The next year, a somewhat repentant Jeffrey Immelt would give an apology of sorts in an address at West Point. Corporate America, he told the corps of cadets, had wrongfully “tilted toward the quicker profits of financial services” at the expense of manufacturing and R&D, leaving America’s poorest 25 percent “poorer than they were 25 years ago.”
American business, Immelt added, had replaced “tough-mindedness, a good trait” with “meanness and greed, both terrible traits.”
“Rewards became perverted,” Immelt went on. “The richest people made the most mistakes with the least accountability.”
Unfortunately, and sadly, Immelt would never take his own analysis to heart. As a rich GE CEO in his own right, he continued to make mistakes and suffer no particular consequences.
One example: After the Great Recession, Immelt froze the GE worker pension system and offered workers a riskier, less generous 401(k). In the five years after the pension freeze, notes the Institute for Policy Studies, the GE pension deficit widened from $18 billion to $23 billion at the same time Immelt’s personal GE retirement assets were nearly doubling to $92 million.
Immelt didn’t do particularly good by Americans outside of General Electric either. In 2010, on his watch, GE paid not a penny of federal corporate income tax on profits of $14.2 billion.

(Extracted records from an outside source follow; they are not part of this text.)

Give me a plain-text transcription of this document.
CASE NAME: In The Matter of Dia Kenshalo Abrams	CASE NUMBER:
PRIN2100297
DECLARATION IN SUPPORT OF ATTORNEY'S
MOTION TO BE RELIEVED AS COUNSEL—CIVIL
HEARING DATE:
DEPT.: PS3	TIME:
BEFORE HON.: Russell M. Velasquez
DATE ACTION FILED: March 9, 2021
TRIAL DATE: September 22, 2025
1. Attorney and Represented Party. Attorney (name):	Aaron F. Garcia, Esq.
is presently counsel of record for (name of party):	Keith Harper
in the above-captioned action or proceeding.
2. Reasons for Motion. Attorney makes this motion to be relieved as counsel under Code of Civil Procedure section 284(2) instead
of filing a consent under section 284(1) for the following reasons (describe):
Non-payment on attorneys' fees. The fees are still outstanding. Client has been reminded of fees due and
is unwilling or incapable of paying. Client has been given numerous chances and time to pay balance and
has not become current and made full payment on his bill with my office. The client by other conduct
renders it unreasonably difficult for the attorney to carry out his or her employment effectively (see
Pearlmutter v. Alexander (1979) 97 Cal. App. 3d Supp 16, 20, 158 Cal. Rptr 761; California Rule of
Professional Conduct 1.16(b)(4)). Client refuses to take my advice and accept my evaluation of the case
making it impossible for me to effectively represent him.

Corporate tax avoidance like GE’s helps increase the federal budget deficit. Immelt fancies himself a deficit hawk. But instead of looking into the corporate mirror and vowing to clean up GE’s tax act, Immelt spent the Obama years arguing that America’s federal budget deficit required cuts in Social Security and Medicare to fix.
“If we want to slow — or better yet, reverse — accelerating income inequality,” the Harvard business historian Nancy Koehn noted a few years ago, “the most powerful lever we have to pull is that of outrageous executive compensation.”
How many more outrageously compensated executives will retire off into lush sunsets, the Jeff Immelt story virtually begs us to ask, before we start yanking that lever?